A felicidade de olhos tristes
Pode parecer incrível, mas a felicidade, às vezes, aparece de olhos tristes. Olhos infinitamente tristes, como se a certeza de que ela acabará em pouco tempo deixasse, já bem antes do fim, a sua sombra sobre a lembrança de momentos, de instantes, que poderiam ter sido muito maiores, mas que não foram.
Nada é mais triste do que os olhos tristes da felicidade que sabe que vai acabar. Da felicidade que sabe que será morta em nome de alguma coisa sem qualquer sentido, mas suficientemente forte para matá-la, deliberadamente, ainda que contra a vontade.
A certeza da fim empana a possibilidade do momento.
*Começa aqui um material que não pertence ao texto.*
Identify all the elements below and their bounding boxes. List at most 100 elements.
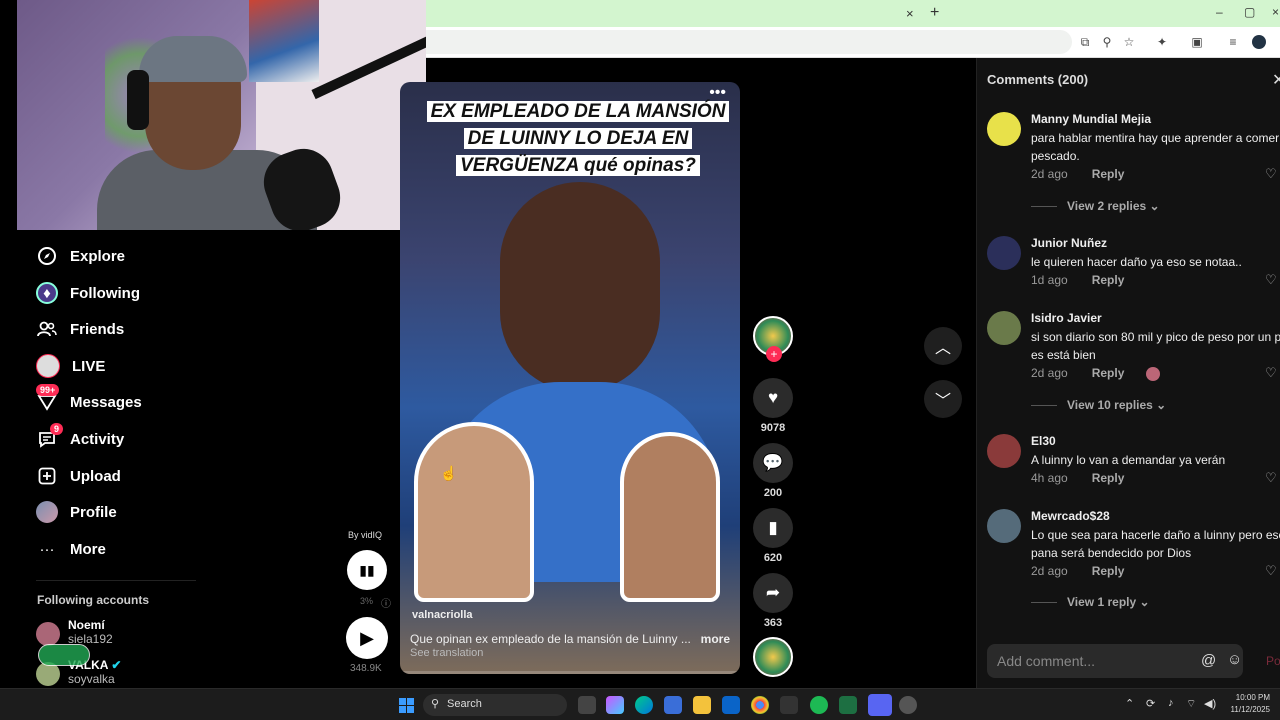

E os olhos exprimem esta certeza num átimo de tempo suficiente para embaçar o riso da boca, numa névoa opaca que esconde a alma, atrás da tristeza atávica que faz o gênero humano sofrer no paraíso.
Porque alguns amores têm que acabar, assassinados em nome sabe deus de que motivos sem a menor importância diante da chance de se ser feliz, é alguma coisa que ninguém sabe, alguma coisa com a qual ninguém atinou com a resposta, e que, no entanto, é tão forte, que em seu nome são sacrificados os sonhos feitos reais e as esperanças que o balizam.
É por isso que, em determinados momentos, quando a felicidade está mais perto, os olhos dum dos amantes se toldam, ficam opacos, transmitindo uma tristeza que não deveria existir, mas que vai corroendo o seu peito, numa vingança sem pé, nem cabeça, dele contra ele mesmo.
Que carma leva a isto? Que passado é tão fundo que impede alguém de ser feliz, quando felicidade bate no seu peito?
Quem sou eu para saber as respostas?
A vida vem para cada um como ela vem. Não compete a nenhum de nós tentar entender os seus por quês, ou as ações que levam uma pessoa a renegar a sua chance, submetendo-se à duma vida cinza, regulada pelo que os outros acham – mesmo quando é notório que o que os outros acham não interessa em nada, nem melhora a chance de se ser feliz.
Os olhos ficam tristes porque sabem que o futuro, bem antes de ser futuro, já é passado. E que todas as possibilidades ficarão apenas possibilidades, recordações tristes que esquentarão as noites de futuros invernos, com estórias do tipo: “ah, eu vivi um grande amor… Eu tive a chance de viver um grande amor… Foi bom demais, mesmo não sendo – e não foi porque eu tive medo… Eu não sei os por quês, mas bem antes da hora, eu já sabia que eu o mataria”.